Beck: Huh? Jethro Tull?
Jean-Paul Bavard: True, sincerity and sarcasm are one and the same, frequently, despite what dictionaries may say. A great artist, much like a brilliant critic, must focus on the art, not on arbitrary rules of form, structure, meaning, or syntax. As le soft drink advertisemente says, rules are made to be broken. Do I look fat to you?
Jean-Paul Bavard: I’m sure you’re familiar with my essay, published recently in Cyberwire magazine, that maintains that art is merely a social construct, like mores, morals, or Tom Cruise. This theory was more evident in your earlier work, with such groundbreaking groups as the Yardbirds. What caused you to ultimately reject this concept, along with Rod Stewart and the rest of your band?
Beck: Rod Stewart? I’ve never worked with him. Are you talking about Jeff Beck?
Jean-Paul Bavard: Clearly, I have touched upon another sensitive subject. Ca ne fais rien, we shall move ever onward. In the lyrics to your first hit single, “Loseur,” your tribute to the 1993 Los Angeles Clippers, you implore the listener to quote-unquote “kill” you – the metaphorical implications of such a concept are undeniable, yet have been explored many times before by previous Geniuses from Bach to Truffaut to Tim Conway, in his groundbreaking “Dorf on Golf” videos. What else can be said about this that has not already been said?
Beck: The really interesting thing about that – this is something I’ve never talked about in public before – is that I wasn’t actually…
Jean-Paul Bavard: Speaking of Bach, your names are very similar. Bach-Beck; Beck-Bach. It is fun to say this – Beck-Bach. Say it with me now, won’t you?
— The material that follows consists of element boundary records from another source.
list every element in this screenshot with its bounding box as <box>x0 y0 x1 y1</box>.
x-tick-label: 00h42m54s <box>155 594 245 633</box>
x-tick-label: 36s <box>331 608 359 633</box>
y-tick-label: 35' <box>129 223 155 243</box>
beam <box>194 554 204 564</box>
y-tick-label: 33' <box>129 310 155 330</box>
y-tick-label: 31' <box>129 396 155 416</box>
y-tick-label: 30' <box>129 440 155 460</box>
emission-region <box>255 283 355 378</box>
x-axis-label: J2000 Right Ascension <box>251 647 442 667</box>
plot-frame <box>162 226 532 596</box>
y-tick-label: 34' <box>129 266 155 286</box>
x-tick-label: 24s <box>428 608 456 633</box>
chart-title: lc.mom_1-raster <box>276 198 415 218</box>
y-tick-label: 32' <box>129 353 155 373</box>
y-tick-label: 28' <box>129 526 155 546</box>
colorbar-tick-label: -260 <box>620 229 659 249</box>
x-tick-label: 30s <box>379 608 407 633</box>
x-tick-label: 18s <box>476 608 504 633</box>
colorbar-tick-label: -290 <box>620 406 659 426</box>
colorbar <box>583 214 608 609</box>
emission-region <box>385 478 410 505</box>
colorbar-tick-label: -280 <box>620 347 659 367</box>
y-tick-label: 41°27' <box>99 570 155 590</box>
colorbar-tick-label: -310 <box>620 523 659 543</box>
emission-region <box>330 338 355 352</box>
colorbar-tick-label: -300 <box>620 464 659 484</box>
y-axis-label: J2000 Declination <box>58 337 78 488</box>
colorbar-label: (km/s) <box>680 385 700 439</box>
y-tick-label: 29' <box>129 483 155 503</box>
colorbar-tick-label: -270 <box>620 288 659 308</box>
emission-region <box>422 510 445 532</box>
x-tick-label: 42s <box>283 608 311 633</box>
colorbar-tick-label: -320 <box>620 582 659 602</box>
Beck: I’m not going to say…
Jean-Paul Bavard: Bach-Beck, Beck-Bach. I am quite sure that this was an intentional statement by you, in choosing as your cultural identity a name with such obvious ramifications – your own signifying announcement to the world; your own personal “Rock Me, Amadeus,” perhaps? Bach-Beck.
Beck: Are you purposely fucking with my head?
Jean-Paul Bavard: Ah, a prototypically sly self-reference to your song “Fuckin’ With My Head,” featured on your famous landmark album Yellow Gold. Fear not; while most Music/Media Critics may have not picked up on your subtle wordplay, I have of course understood your deeper meaning. Thanking me is unnecessary; it is merely my job as a vastly influential Essayist and Theorist to understand such hidden deeper meanings in contemporary disposable popular culture. Beck-Bach-Beck-Bach-Beck!
Beck: All right, that’s it. I’m out of here.
Jean-Paul Bavard: Beck-Bach-Beck-Bach-Bach! Apparently, Beck – who is quite clearly the greatest Musical Genius in the history of the universe – has been called away on important business, no doubt in keeping with his duties as Spokesperson for his Generation, and has had to take his leave. We thank him for his appearance, and hope that he has perhaps learned important concepts from this discussion that will no doubt improve his forthcoming work, which he has so typically avoided all discussion of. I am quite certain that our frank exchange of ideas has inspired him to reexamine his Genius music, to reassess many artistic concepts, and the world awaits the no doubt much-improved result.